The Palestinians have been discussing all the terrorist implications of UN membership in their Arab language media. Little has been said in English and other Western languages. There’s good reason for that. Many Western diplomats know exactly what the Palestinians are up to and have warned that UN membership, and all the lawfare games that would flow from it, will mean a sharp decline in Western aid. The UN bureaucrats have also warned the Palestinians that the UN will not go along with this interpretation of UN membership. But the Palestinians have long ignored reality, and UN warnings. Palestinian media continue to describe the ongoing war to exterminate Israel and kill or drive all Jews from the region. This doesn’t get much attention in Western media, but it’s all over Arab language media (and not just the Palestinian outlets).

These odd, to Westerners, pronouncements are not new, or uncommon. Last December, just in time for Christmas, Palestinian Authority TV came out with shows extolling the fact (at least as far as Palestinians were concerned) that Jesus was a Palestinian and the first Palestinian martyr. Christians believe that the Romans executed Jesus to placate a faction of the Jewish clergy who opposed the message Jesus was putting out. Jesus was known as a popular rabbi, and was accused by the Romans of claiming to be "king of the Jews." Some Jews (who later became Christians) accepted Jesus as the long awaited messiah. But most Jews, and all Moslems, do not. Moslems believe Jesus was a prophet sent by God to the Semitic Jewish tribes of what is now Palestine. This is an important point, as Palestinian propaganda considers Jews who don't look Semitic (Arab) to be polluted by alien blood and thus not welcome. The Semitic Jews of Israel (the descendants of those expelled from Arab countries in the late 1940s) are also considered unwelcome, largely because they consorted with the invading Western Jews. These Jews from Arab countries look just like Arabs, and often join the intelligence services, since they make excellent undercover agents.

Palestinian propaganda, meant mainly for internal consumption, depicts all of Israel as "occupied Palestine" and holds that Jews (who have lived in the area continuously for over 3,000 years) have no right to be there. Arab Christians in the neighborhood, some of them descendants of those who were followers of Jesus, keep their heads down amidst all this, as the recent Palestinian propaganda also declared that Jesus was preaching Islam, over five centuries before Mohammed arrived on the scene. Religion can get you killed in this part of the world, but that doesn't seem to discourage radical interpretations of historical events.

Religious intolerance, as well as religious diversity, are both characteristic of the region. Islam arrived five centuries after Christianity and, like earlier new religions, attracted adherents.
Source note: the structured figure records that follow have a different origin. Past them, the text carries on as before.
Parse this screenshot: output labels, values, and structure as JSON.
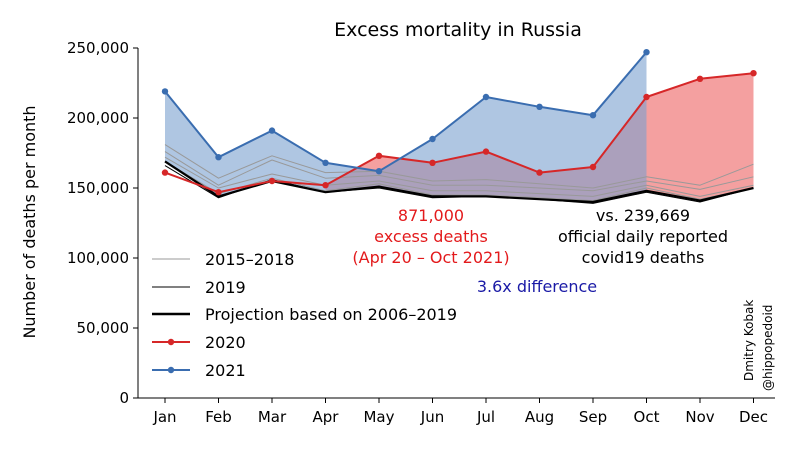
{
  "chart_data": {
    "type": "line",
    "title": "Excess mortality in Russia",
    "ylabel": "Number of deaths per month",
    "xlabel": "",
    "categories": [
      "Jan",
      "Feb",
      "Mar",
      "Apr",
      "May",
      "Jun",
      "Jul",
      "Aug",
      "Sep",
      "Oct",
      "Nov",
      "Dec"
    ],
    "ylim": [
      0,
      250000
    ],
    "yticks": [
      0,
      50000,
      100000,
      150000,
      200000,
      250000
    ],
    "ytick_labels": [
      "0",
      "50,000",
      "100,000",
      "150,000",
      "200,000",
      "250,000"
    ],
    "grid": false,
    "legend_position": "lower-left",
    "legend": [
      {
        "label": "2015–2018",
        "style": "thin-gray"
      },
      {
        "label": "2019",
        "style": "thin-black"
      },
      {
        "label": "Projection based on 2006–2019",
        "style": "thick-black"
      },
      {
        "label": "2020",
        "style": "red-markers"
      },
      {
        "label": "2021",
        "style": "blue-markers"
      }
    ],
    "series": [
      {
        "name": "2015–2018",
        "kind": "thin-gray",
        "values": [
          181000,
          157000,
          173000,
          161000,
          162000,
          155000,
          156000,
          153000,
          150000,
          158000,
          152000,
          167000
        ]
      },
      {
        "name": "2015–2018",
        "kind": "thin-gray",
        "values": [
          176000,
          152000,
          170000,
          157000,
          159000,
          152000,
          152000,
          150000,
          148000,
          155000,
          149000,
          158000
        ]
      },
      {
        "name": "2015–2018",
        "kind": "thin-gray",
        "values": [
          172000,
          150000,
          160000,
          152000,
          155000,
          148000,
          148000,
          146000,
          144000,
          152000,
          144000,
          152000
        ]
      },
      {
        "name": "2015–2018",
        "kind": "thin-gray",
        "values": [
          169000,
          146000,
          157000,
          148000,
          153000,
          145000,
          145000,
          143000,
          141000,
          150000,
          142000,
          150000
        ]
      },
      {
        "name": "2019",
        "kind": "thin-black",
        "values": [
          166000,
          143000,
          156000,
          147000,
          150000,
          143000,
          144000,
          142000,
          139000,
          147000,
          140000,
          150000
        ]
      },
      {
        "name": "Projection based on 2006–2019",
        "kind": "thick-black",
        "values": [
          169000,
          144000,
          155000,
          147000,
          151000,
          144000,
          144000,
          142000,
          140000,
          148000,
          141000,
          150000
        ]
      },
      {
        "name": "2020",
        "kind": "red",
        "values": [
          161000,
          147000,
          155000,
          152000,
          173000,
          168000,
          176000,
          161000,
          165000,
          215000,
          228000,
          232000
        ]
      },
      {
        "name": "2021",
        "kind": "blue",
        "values": [
          219000,
          172000,
          191000,
          168000,
          162000,
          185000,
          215000,
          208000,
          202000,
          247000,
          null,
          null
        ]
      }
    ],
    "annotations": {
      "excess_line1": "871,000",
      "excess_line2": "excess deaths",
      "excess_line3": "(Apr 20 – Oct 2021)",
      "official_line1": "vs. 239,669",
      "official_line2": "official daily reported",
      "official_line3": "covid19 deaths",
      "difference": "3.6x difference"
    },
    "credit_line1": "Dmitry Kobak",
    "credit_line2": "@hippopedoid",
    "colors": {
      "red": "#d62728",
      "red_fill": "#f08080",
      "blue": "#3a6db0",
      "blue_fill": "#7aa0cf",
      "gray": "#999999",
      "difference": "#1a1aa6"
    }
  }
}
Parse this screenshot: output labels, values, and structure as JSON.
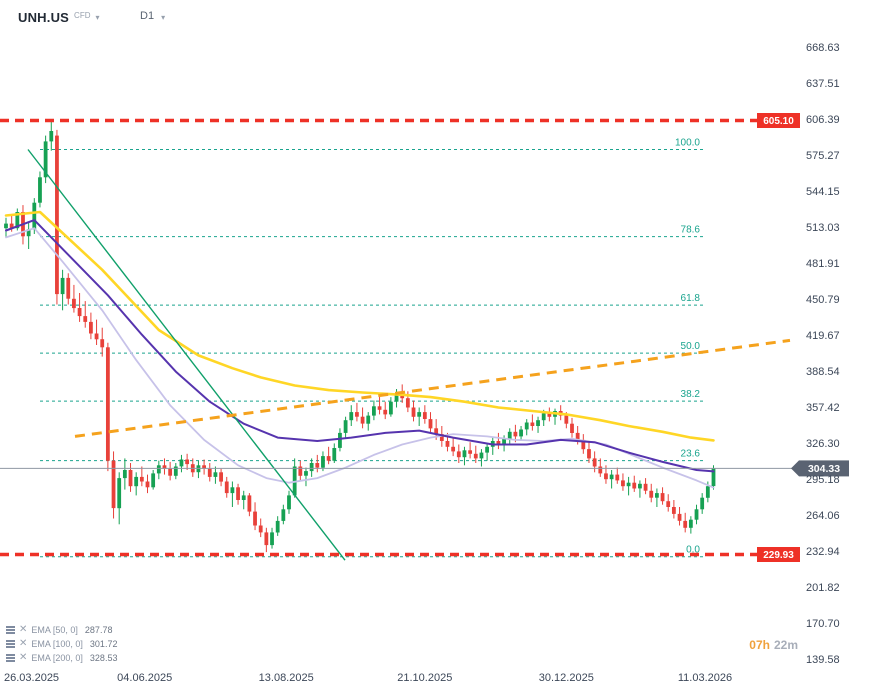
{
  "header": {
    "symbol": "UNH.US",
    "instrument_type": "CFD",
    "timeframe": "D1"
  },
  "legend": [
    {
      "label": "EMA [50, 0]",
      "value": "287.78"
    },
    {
      "label": "EMA [100, 0]",
      "value": "301.72"
    },
    {
      "label": "EMA [200, 0]",
      "value": "328.53"
    }
  ],
  "countdown": {
    "hours": "07h",
    "minutes": "22m"
  },
  "chart_data": {
    "type": "candlestick",
    "symbol": "UNH.US",
    "timeframe": "D1",
    "grid": false,
    "ylim": [
      139.58,
      668.63
    ],
    "current_price": "304.33",
    "colors": {
      "up": "#16a153",
      "down": "#e8413a",
      "level": "#ee3127",
      "current_badge": "#5a6372",
      "fib": "#1aa48e",
      "axis_text": "#3c4758"
    },
    "y_axis_ticks": [
      "668.63",
      "637.51",
      "606.39",
      "575.27",
      "544.15",
      "513.03",
      "481.91",
      "450.79",
      "419.67",
      "388.54",
      "357.42",
      "326.30",
      "295.18",
      "264.06",
      "232.94",
      "201.82",
      "170.70",
      "139.58"
    ],
    "x_axis_labels": [
      {
        "label": "26.03.2025",
        "ci": 0
      },
      {
        "label": "04.06.2025",
        "ci": 24.5
      },
      {
        "label": "13.08.2025",
        "ci": 49.5
      },
      {
        "label": "21.10.2025",
        "ci": 74
      },
      {
        "label": "30.12.2025",
        "ci": 99
      },
      {
        "label": "11.03.2026",
        "ci": 123.5
      }
    ],
    "horizontal_levels": [
      {
        "price": "605.10"
      },
      {
        "price": "229.93"
      }
    ],
    "fibonacci": {
      "x1": 40,
      "x2": 706,
      "label_x": 700,
      "levels": [
        {
          "label": "100.0",
          "price": 580.0
        },
        {
          "label": "78.6",
          "price": 504.7
        },
        {
          "label": "61.8",
          "price": 445.5
        },
        {
          "label": "50.0",
          "price": 404.0
        },
        {
          "label": "38.2",
          "price": 362.5
        },
        {
          "label": "23.6",
          "price": 311.1
        },
        {
          "label": "0.0",
          "price": 228.0
        }
      ]
    },
    "trend_lines": [
      {
        "name": "downtrend",
        "color": "#10a06a",
        "width": 1.4,
        "x1": 28,
        "p1": 580,
        "x2": 345,
        "p2": 225
      },
      {
        "name": "uptrend",
        "color": "#f5a21d",
        "width": 3,
        "dash": "10 7",
        "x1": 75,
        "p1": 332,
        "x2": 790,
        "p2": 415
      }
    ],
    "ema": [
      {
        "period": 50,
        "offset": 0,
        "value": "287.78",
        "color": "#c7c2e9",
        "width": 1.8,
        "points": [
          [
            0,
            504
          ],
          [
            5,
            512
          ],
          [
            10,
            483
          ],
          [
            17,
            441
          ],
          [
            23,
            398
          ],
          [
            29,
            359
          ],
          [
            35,
            329
          ],
          [
            41,
            307
          ],
          [
            46,
            296
          ],
          [
            50,
            292
          ],
          [
            55,
            296
          ],
          [
            60,
            305
          ],
          [
            65,
            316
          ],
          [
            70,
            325
          ],
          [
            75,
            331
          ],
          [
            79,
            334
          ],
          [
            85,
            332
          ],
          [
            90,
            329
          ],
          [
            95,
            328
          ],
          [
            100,
            330
          ],
          [
            106,
            325
          ],
          [
            111,
            315
          ],
          [
            116,
            305
          ],
          [
            122,
            294
          ],
          [
            125,
            287.78
          ]
        ]
      },
      {
        "period": 100,
        "offset": 0,
        "value": "301.72",
        "color": "#5634ae",
        "width": 2,
        "points": [
          [
            0,
            510
          ],
          [
            5,
            519
          ],
          [
            11,
            489
          ],
          [
            18,
            454
          ],
          [
            24,
            420
          ],
          [
            30,
            388
          ],
          [
            36,
            362
          ],
          [
            42,
            343
          ],
          [
            48,
            331
          ],
          [
            55,
            328
          ],
          [
            61,
            331
          ],
          [
            67,
            335
          ],
          [
            73,
            337
          ],
          [
            79,
            331
          ],
          [
            86,
            325
          ],
          [
            92,
            325
          ],
          [
            98,
            329
          ],
          [
            104,
            327
          ],
          [
            110,
            318
          ],
          [
            116,
            310
          ],
          [
            122,
            303
          ],
          [
            125,
            301.72
          ]
        ]
      },
      {
        "period": 200,
        "offset": 0,
        "value": "328.53",
        "color": "#ffd626",
        "width": 2.6,
        "points": [
          [
            0,
            523
          ],
          [
            6,
            526
          ],
          [
            17,
            476
          ],
          [
            27,
            424
          ],
          [
            34,
            402
          ],
          [
            40,
            391
          ],
          [
            45,
            383
          ],
          [
            51,
            376
          ],
          [
            57,
            372
          ],
          [
            63,
            370
          ],
          [
            70,
            368
          ],
          [
            75,
            366
          ],
          [
            81,
            362
          ],
          [
            87,
            357
          ],
          [
            93,
            354
          ],
          [
            99,
            351
          ],
          [
            105,
            346
          ],
          [
            110,
            341
          ],
          [
            116,
            336
          ],
          [
            121,
            331
          ],
          [
            125,
            328.53
          ]
        ]
      }
    ],
    "candles": [
      [
        512,
        521,
        504,
        516
      ],
      [
        516,
        524,
        509,
        512
      ],
      [
        512,
        529,
        510,
        526
      ],
      [
        526,
        532,
        498,
        505
      ],
      [
        505,
        517,
        494,
        511
      ],
      [
        511,
        538,
        507,
        534
      ],
      [
        534,
        561,
        530,
        556
      ],
      [
        556,
        592,
        551,
        587
      ],
      [
        587,
        605,
        579,
        596
      ],
      [
        592,
        597,
        446,
        455
      ],
      [
        455,
        476,
        441,
        469
      ],
      [
        469,
        473,
        446,
        451
      ],
      [
        451,
        463,
        439,
        443
      ],
      [
        443,
        456,
        431,
        436
      ],
      [
        436,
        449,
        426,
        431
      ],
      [
        431,
        439,
        416,
        421
      ],
      [
        421,
        433,
        411,
        416
      ],
      [
        416,
        426,
        401,
        409
      ],
      [
        409,
        413,
        302,
        311
      ],
      [
        311,
        319,
        261,
        270
      ],
      [
        270,
        301,
        256,
        296
      ],
      [
        296,
        313,
        286,
        303
      ],
      [
        303,
        309,
        284,
        289
      ],
      [
        289,
        301,
        281,
        297
      ],
      [
        297,
        306,
        289,
        293
      ],
      [
        293,
        299,
        283,
        288
      ],
      [
        288,
        303,
        286,
        300
      ],
      [
        300,
        311,
        295,
        307
      ],
      [
        307,
        313,
        299,
        304
      ],
      [
        304,
        310,
        294,
        298
      ],
      [
        298,
        309,
        295,
        306
      ],
      [
        306,
        316,
        301,
        312
      ],
      [
        312,
        317,
        303,
        308
      ],
      [
        308,
        313,
        297,
        301
      ],
      [
        301,
        311,
        296,
        307
      ],
      [
        307,
        312,
        299,
        304
      ],
      [
        304,
        309,
        293,
        297
      ],
      [
        297,
        306,
        291,
        301
      ],
      [
        301,
        304,
        289,
        293
      ],
      [
        293,
        297,
        279,
        283
      ],
      [
        283,
        293,
        271,
        288
      ],
      [
        288,
        291,
        273,
        277
      ],
      [
        277,
        285,
        269,
        281
      ],
      [
        281,
        283,
        263,
        267
      ],
      [
        267,
        275,
        251,
        255
      ],
      [
        255,
        261,
        245,
        249
      ],
      [
        249,
        253,
        232,
        238
      ],
      [
        238,
        253,
        235,
        249
      ],
      [
        249,
        263,
        246,
        259
      ],
      [
        259,
        273,
        256,
        269
      ],
      [
        269,
        285,
        265,
        281
      ],
      [
        281,
        313,
        279,
        306
      ],
      [
        306,
        311,
        293,
        298
      ],
      [
        298,
        305,
        289,
        302
      ],
      [
        302,
        313,
        297,
        309
      ],
      [
        309,
        316,
        301,
        305
      ],
      [
        305,
        319,
        302,
        315
      ],
      [
        315,
        323,
        308,
        311
      ],
      [
        311,
        326,
        309,
        322
      ],
      [
        322,
        339,
        319,
        335
      ],
      [
        335,
        349,
        331,
        346
      ],
      [
        346,
        359,
        341,
        353
      ],
      [
        353,
        361,
        345,
        349
      ],
      [
        349,
        357,
        339,
        343
      ],
      [
        343,
        353,
        337,
        350
      ],
      [
        350,
        363,
        346,
        358
      ],
      [
        358,
        367,
        351,
        355
      ],
      [
        355,
        362,
        347,
        351
      ],
      [
        351,
        366,
        349,
        362
      ],
      [
        362,
        373,
        357,
        369
      ],
      [
        369,
        377,
        361,
        365
      ],
      [
        365,
        371,
        353,
        357
      ],
      [
        357,
        363,
        345,
        349
      ],
      [
        349,
        357,
        341,
        353
      ],
      [
        353,
        359,
        343,
        347
      ],
      [
        347,
        353,
        335,
        339
      ],
      [
        339,
        347,
        329,
        334
      ],
      [
        334,
        341,
        323,
        328
      ],
      [
        328,
        335,
        319,
        323
      ],
      [
        323,
        331,
        315,
        319
      ],
      [
        319,
        325,
        309,
        314
      ],
      [
        314,
        323,
        307,
        320
      ],
      [
        320,
        327,
        313,
        317
      ],
      [
        317,
        324,
        309,
        313
      ],
      [
        313,
        321,
        306,
        318
      ],
      [
        318,
        326,
        311,
        323
      ],
      [
        323,
        331,
        316,
        328
      ],
      [
        328,
        335,
        321,
        325
      ],
      [
        325,
        333,
        319,
        330
      ],
      [
        330,
        339,
        325,
        336
      ],
      [
        336,
        342,
        327,
        332
      ],
      [
        332,
        341,
        328,
        338
      ],
      [
        338,
        347,
        333,
        344
      ],
      [
        344,
        351,
        337,
        341
      ],
      [
        341,
        349,
        335,
        346
      ],
      [
        346,
        355,
        341,
        352
      ],
      [
        352,
        357,
        345,
        349
      ],
      [
        349,
        356,
        342,
        354
      ],
      [
        354,
        359,
        346,
        350
      ],
      [
        350,
        353,
        339,
        343
      ],
      [
        343,
        348,
        331,
        335
      ],
      [
        335,
        341,
        325,
        329
      ],
      [
        329,
        334,
        317,
        321
      ],
      [
        321,
        327,
        309,
        313
      ],
      [
        313,
        319,
        301,
        306
      ],
      [
        306,
        313,
        297,
        300
      ],
      [
        300,
        307,
        291,
        295
      ],
      [
        295,
        303,
        287,
        299
      ],
      [
        299,
        305,
        291,
        294
      ],
      [
        294,
        300,
        285,
        289
      ],
      [
        289,
        297,
        281,
        292
      ],
      [
        292,
        298,
        284,
        287
      ],
      [
        287,
        294,
        279,
        291
      ],
      [
        291,
        296,
        282,
        285
      ],
      [
        285,
        291,
        275,
        279
      ],
      [
        279,
        287,
        271,
        283
      ],
      [
        283,
        288,
        273,
        276
      ],
      [
        276,
        282,
        267,
        271
      ],
      [
        271,
        277,
        261,
        265
      ],
      [
        265,
        271,
        255,
        259
      ],
      [
        259,
        266,
        249,
        253
      ],
      [
        253,
        263,
        248,
        260
      ],
      [
        260,
        273,
        256,
        269
      ],
      [
        269,
        283,
        265,
        279
      ],
      [
        279,
        293,
        275,
        289
      ],
      [
        289,
        307,
        286,
        304.33
      ]
    ]
  }
}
What was different about Islam was that it was aggressively seeking to persuade all conquered people to become Moslems. This did not always work, as there were often stubborn minorities. In the area that is now Israel and the Palestinian territories, there are several religions that survived, in one way or another, the Islamic conversion effort. The two most obvious groups were Christians (several different sects) and Jews (ditto). But there were others, most of who pretended to become Moslems, but did so on their own terms. Thus we have the Druze, several flavors of Shia, and others. These Moslem sects are considered heretics by many mainstream Sunni Moslems (especially hard core groups like the Wahhabi and al Qaeda).

For Palestinian propaganda purposes, it's possible to find enough hooks in the complex religious and ethnic history of the region to get many Moslems to believe that Jesus was not a Jew, but rather the first Palestinian martyr. The Arabs tend to keep stuff like this to themselves, thus you will only find these messages in the Arab language media. But it is always there, especially during the Christian celebration of the birth of Jesus.